This is a pretty exciting time in the social sciences, I think. I (and others – um, Drek? Maybe Jesse?) have often compared this point in the development of social science with the point when astronomers acquired telescopes. We’ve finally got computers – computers that let you do crazy things like run OLS and ordered logit regressions on 43,000 people in 32 countries in about half an hour, while automatically saving the results to files (thanks, R!). I knew that computers were a big deal for us, but I’ve also started to realize just how recent they are – one of my stats professors this spring had used punchcards, for God’s sake! And they both know how to program in Fortran 66 (Beezy, read as: the programming equivalent of speaking Sanskrit).
Now that our scales are tipping a bit more from art toward science, it seems like replication should be (and is) becoming a more important part of our research. People definitely grouse about it, but I don’t think we go to quite the same ends that those in, say, biology do to ensure that our results aren’t just flukes.
I’ve been trying to build a lot of replicability and transparency into my thesis; I’m doing all of the analysis programmatically in R, from data inputs and transformations to automatic outputs to .txt and .csv files. Ultimately, I’d like for someone to be able to download this from my (ahem) faculty web page, run it all through R, get the same results, and say, “Well, your results are technically correct, but you used (readily-available method from default package) instead of (insanely obscure method from undocumented package), which would have been a better fit.” Or perhaps: “Dude, you suck.”

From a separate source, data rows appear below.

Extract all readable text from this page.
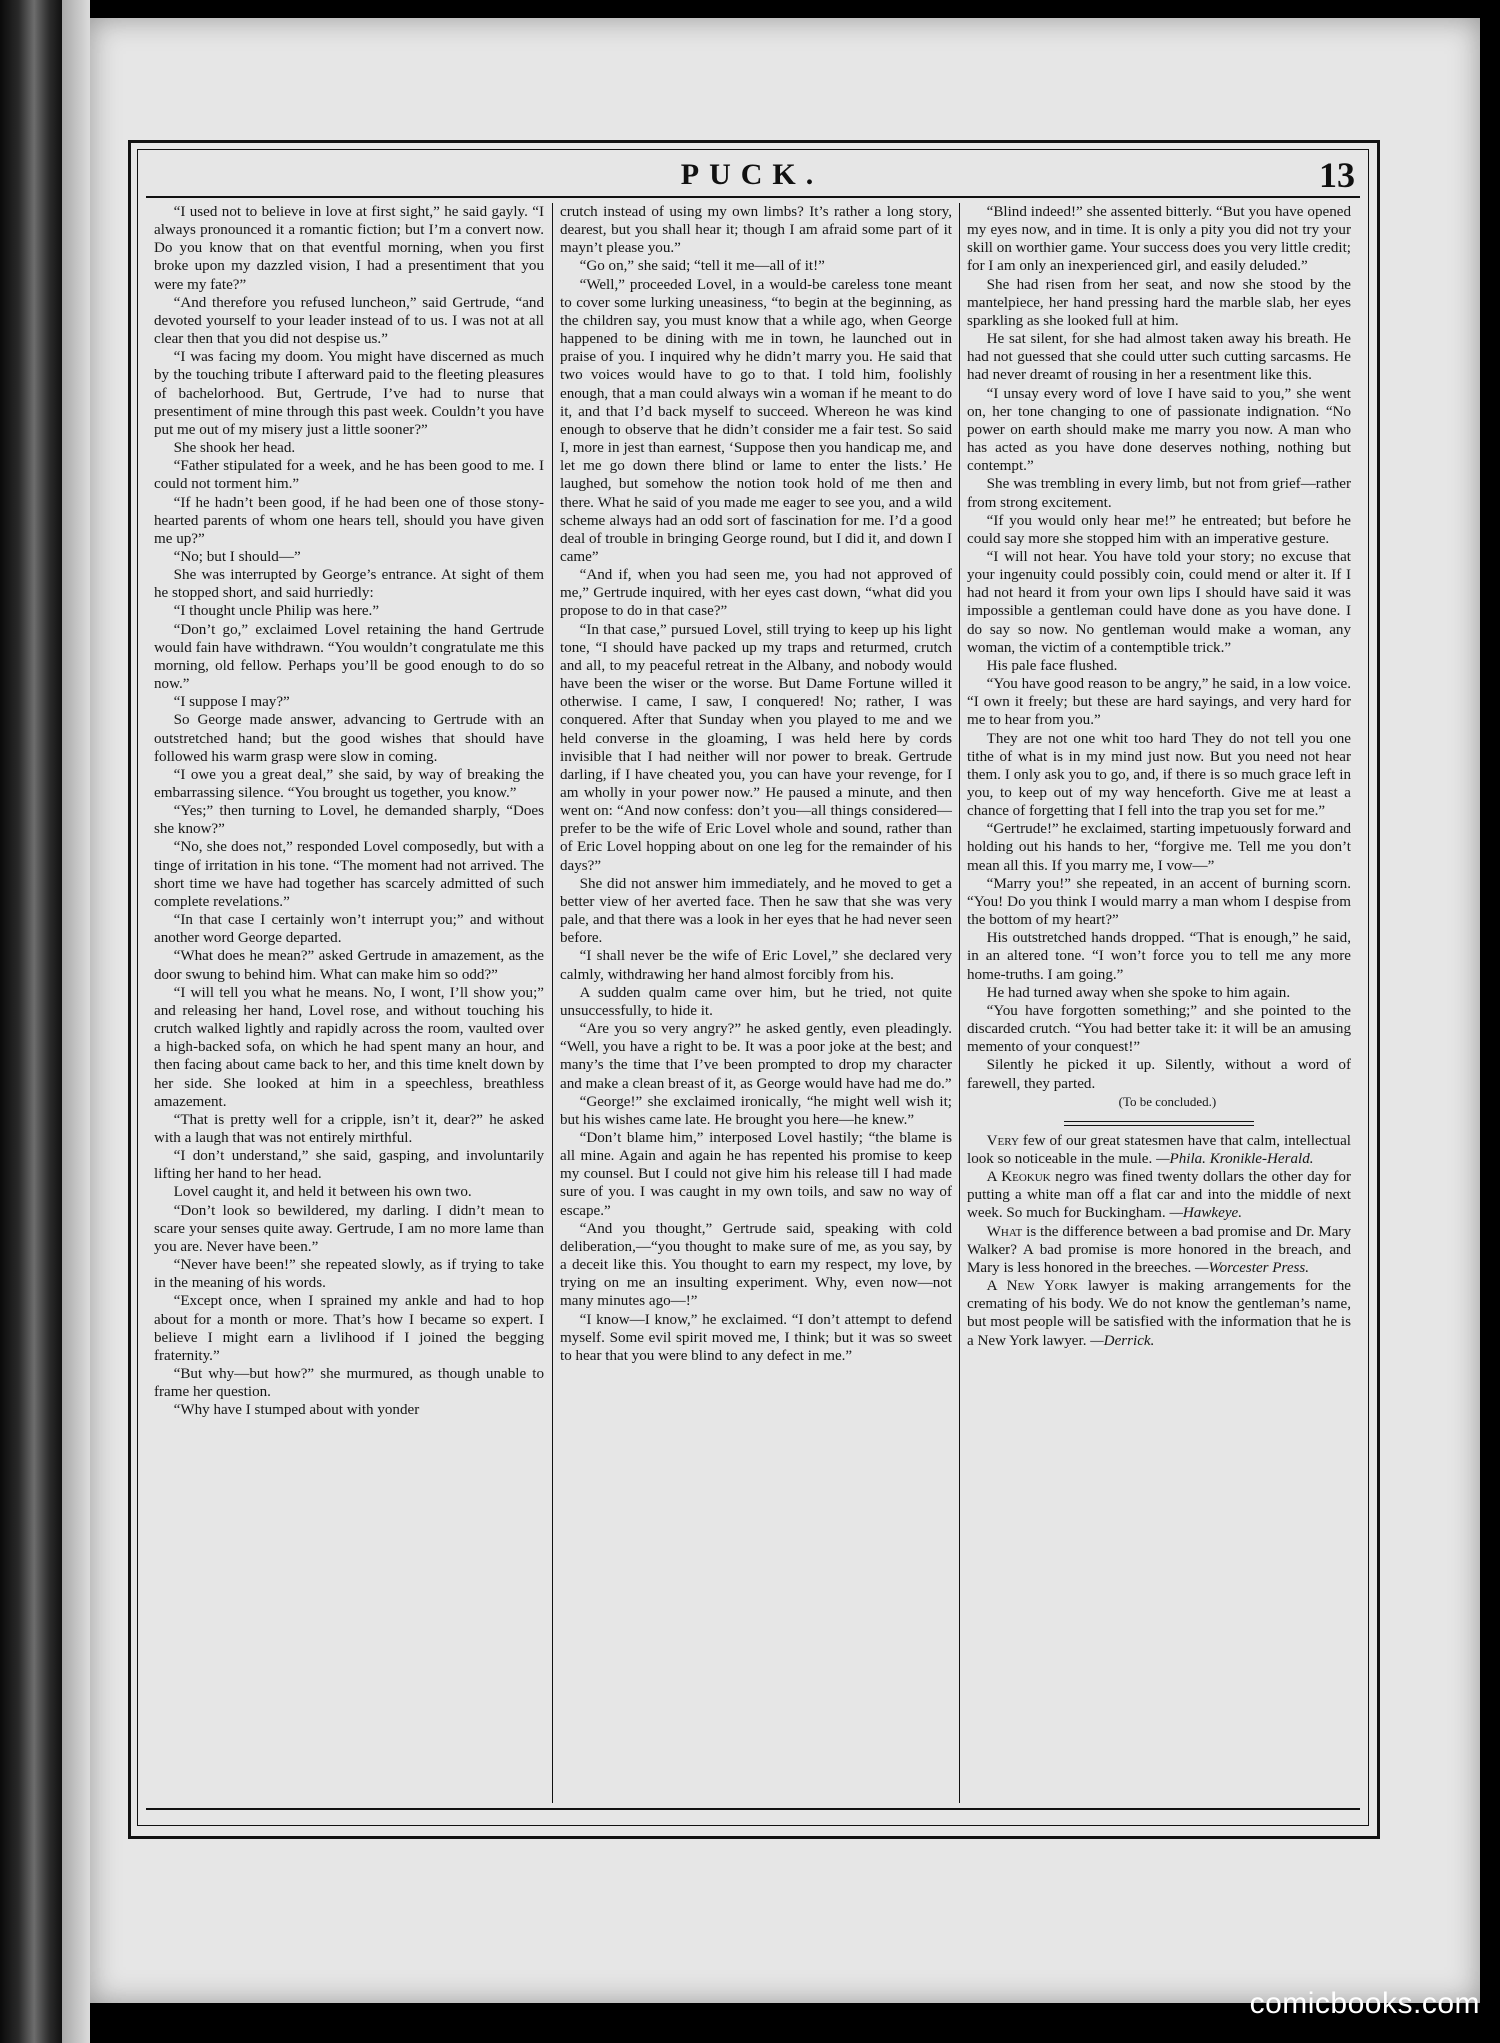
PUCK.	13

“I used not to believe in love at first sight,” he said gayly. “I always pronounced it a romantic fiction; but I’m a convert now. Do you know that on that eventful morning, when you first broke upon my dazzled vision, I had a presentiment that you were my fate?”

“And therefore you refused luncheon,” said Gertrude, “and devoted yourself to your leader instead of to us. I was not at all clear then that you did not despise us.”

“I was facing my doom. You might have discerned as much by the touching tribute I afterward paid to the fleeting pleasures of bachelorhood. But, Gertrude, I’ve had to nurse that presentiment of mine through this past week. Couldn’t you have put me out of my misery just a little sooner?”

She shook her head.

“Father stipulated for a week, and he has been good to me. I could not torment him.”

“If he hadn’t been good, if he had been one of those stony-hearted parents of whom one hears tell, should you have given me up?”

“No; but I should—”

She was interrupted by George’s entrance. At sight of them he stopped short, and said hurriedly:

“I thought uncle Philip was here.”

“Don’t go,” exclaimed Lovel retaining the hand Gertrude would fain have withdrawn. “You wouldn’t congratulate me this morning, old fellow. Perhaps you’ll be good enough to do so now.”

“I suppose I may?”

So George made answer, advancing to Gertrude with an outstretched hand; but the good wishes that should have followed his warm grasp were slow in coming.

“I owe you a great deal,” she said, by way of breaking the embarrassing silence. “You brought us together, you know.”

“Yes;” then turning to Lovel, he demanded sharply, “Does she know?”

“No, she does not,” responded Lovel composedly, but with a tinge of irritation in his tone. “The moment had not arrived. The short time we have had together has scarcely admitted of such complete revelations.”

“In that case I certainly won’t interrupt you;” and without another word George departed.

“What does he mean?” asked Gertrude in amazement, as the door swung to behind him. What can make him so odd?”

“I will tell you what he means. No, I wont, I’ll show you;” and releasing her hand, Lovel rose, and without touching his crutch walked lightly and rapidly across the room, vaulted over a high-backed sofa, on which he had spent many an hour, and then facing about came back to her, and this time knelt down by her side. She looked at him in a speechless, breathless amazement.

“That is pretty well for a cripple, isn’t it, dear?” he asked with a laugh that was not entirely mirthful.

“I don’t understand,” she said, gasping, and involuntarily lifting her hand to her head.

Lovel caught it, and held it between his own two.

“Don’t look so bewildered, my darling. I didn’t mean to scare your senses quite away. Gertrude, I am no more lame than you are. Never have been.”

“Never have been!” she repeated slowly, as if trying to take in the meaning of his words.

“Except once, when I sprained my ankle and had to hop about for a month or more. That’s how I became so expert. I believe I might earn a livlihood if I joined the begging fraternity.”

“But why—but how?” she murmured, as though unable to frame her question.

“Why have I stumped about with yonder

crutch instead of using my own limbs? It’s rather a long story, dearest, but you shall hear it; though I am afraid some part of it mayn’t please you.”

“Go on,” she said; “tell it me—all of it!”

“Well,” proceeded Lovel, in a would-be careless tone meant to cover some lurking uneasiness, “to begin at the beginning, as the children say, you must know that a while ago, when George happened to be dining with me in town, he launched out in praise of you. I inquired why he didn’t marry you. He said that two voices would have to go to that. I told him, foolishly enough, that a man could always win a woman if he meant to do it, and that I’d back myself to succeed. Whereon he was kind enough to observe that he didn’t consider me a fair test. So said I, more in jest than earnest, ‘Suppose then you handicap me, and let me go down there blind or lame to enter the lists.’ He laughed, but somehow the notion took hold of me then and there. What he said of you made me eager to see you, and a wild scheme always had an odd sort of fascination for me. I’d a good deal of trouble in bringing George round, but I did it, and down I came”

“And if, when you had seen me, you had not approved of me,” Gertrude inquired, with her eyes cast down, “what did you propose to do in that case?”

“In that case,” pursued Lovel, still trying to keep up his light tone, “I should have packed up my traps and returmed, crutch and all, to my peaceful retreat in the Albany, and nobody would have been the wiser or the worse. But Dame Fortune willed it otherwise. I came, I saw, I conquered! No; rather, I was conquered. After that Sunday when you played to me and we held converse in the gloaming, I was held here by cords invisible that I had neither will nor power to break. Gertrude darling, if I have cheated you, you can have your revenge, for I am wholly in your power now.” He paused a minute, and then went on: “And now confess: don’t you—all things considered—prefer to be the wife of Eric Lovel whole and sound, rather than of Eric Lovel hopping about on one leg for the remainder of his days?”

She did not answer him immediately, and he moved to get a better view of her averted face. Then he saw that she was very pale, and that there was a look in her eyes that he had never seen before.

“I shall never be the wife of Eric Lovel,” she declared very calmly, withdrawing her hand almost forcibly from his.

A sudden qualm came over him, but he tried, not quite unsuccessfully, to hide it.

“Are you so very angry?” he asked gently, even pleadingly. “Well, you have a right to be. It was a poor joke at the best; and many’s the time that I’ve been prompted to drop my character and make a clean breast of it, as George would have had me do.”

“George!” she exclaimed ironically, “he might well wish it; but his wishes came late. He brought you here—he knew.”

“Don’t blame him,” interposed Lovel hastily; “the blame is all mine. Again and again he has repented his promise to keep my counsel. But I could not give him his release till I had made sure of you. I was caught in my own toils, and saw no way of escape.”

“And you thought,” Gertrude said, speaking with cold deliberation,—“you thought to make sure of me, as you say, by a deceit like this. You thought to earn my respect, my love, by trying on me an insulting experiment. Why, even now—not many minutes ago—!”

“I know—I know,” he exclaimed. “I don’t attempt to defend myself. Some evil spirit moved me, I think; but it was so sweet to hear that you were blind to any defect in me.”

“Blind indeed!” she assented bitterly. “But you have opened my eyes now, and in time. It is only a pity you did not try your skill on worthier game. Your success does you very little credit; for I am only an inexperienced girl, and easily deluded.”

She had risen from her seat, and now she stood by the mantelpiece, her hand pressing hard the marble slab, her eyes sparkling as she looked full at him.

He sat silent, for she had almost taken away his breath. He had not guessed that she could utter such cutting sarcasms. He had never dreamt of rousing in her a resentment like this.

“I unsay every word of love I have said to you,” she went on, her tone changing to one of passionate indignation. “No power on earth should make me marry you now. A man who has acted as you have done deserves nothing, nothing but contempt.”

She was trembling in every limb, but not from grief—rather from strong excitement.

“If you would only hear me!” he entreated; but before he could say more she stopped him with an imperative gesture.

“I will not hear. You have told your story; no excuse that your ingenuity could possibly coin, could mend or alter it. If I had not heard it from your own lips I should have said it was impossible a gentleman could have done as you have done. I do say so now. No gentleman would make a woman, any woman, the victim of a contemptible trick.”

His pale face flushed.

“You have good reason to be angry,” he said, in a low voice. “I own it freely; but these are hard sayings, and very hard for me to hear from you.”

They are not one whit too hard They do not tell you one tithe of what is in my mind just now. But you need not hear them. I only ask you to go, and, if there is so much grace left in you, to keep out of my way henceforth. Give me at least a chance of forgetting that I fell into the trap you set for me.”

“Gertrude!” he exclaimed, starting impetuously forward and holding out his hands to her, “forgive me. Tell me you don’t mean all this. If you marry me, I vow—”

“Marry you!” she repeated, in an accent of burning scorn. “You! Do you think I would marry a man whom I despise from the bottom of my heart?”

His outstretched hands dropped. “That is enough,” he said, in an altered tone. “I won’t force you to tell me any more home-truths. I am going.”

He had turned away when she spoke to him again.

“You have forgotten something;” and she pointed to the discarded crutch. “You had better take it: it will be an amusing memento of your conquest!”

Silently he picked it up. Silently, without a word of farewell, they parted.

(To be concluded.)

Very few of our great statesmen have that calm, intellectual look so noticeable in the mule. —Phila. Kronikle-Herald.

A Keokuk negro was fined twenty dollars the other day for putting a white man off a flat car and into the middle of next week. So much for Buckingham. —Hawkeye.

What is the difference between a bad promise and Dr. Mary Walker? A bad promise is more honored in the breach, and Mary is less honored in the breeches. —Worcester Press.

A New York lawyer is making arrangements for the cremating of his body. We do not know the gentleman’s name, but most people will be satisfied with the information that he is a New York lawyer. —Derrick.

comicbooks.com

That rather extreme degree of transparency seems somewhat necessary, even if only due to the complexity of most modern statistical software. I mean, it’s easy to write in a paper that you ran an ordered logit regression. But that doesn’t tell me about the defaults or algorithms that your software used; and it especially doesn’t demonstrate that you even knew which defaults and algorithms were used. And that’s okay – I sure as hell don’t know what’s going on in R’s multilevel package half the time – but it’s something that should be made apparent. Unfortunately, our current review system isn’t well-designed for such things – you send in your article, and that’s that. Nobody is required or even really allowed to test your analyses to see if they’re correct. That leaves us with a big honkin’ blind spot to both error and fraud.
Actually, we’re double-exposed to fraud because of the nature of our subjects. Yes, people can falsify their stats (or, I should add, just screw them up). But our data is a challenge, too. It’s not like physics or astronomy – people are far more variable than atoms, and not nearly as accessible as the stars. How many qualitative researchers have tweaked their participants’ words to enhance their impact? How many survey researchers have quietly fiddled with their numbers to tweak a p value down a tenth or so? It’s all too easy, and the pressure to publish is great. Yeah, we have our professional ethics and all, and I do believe that the valuation of that identity by most would keep them honest – but that identity doesn’t mean much if you can’t get tenure.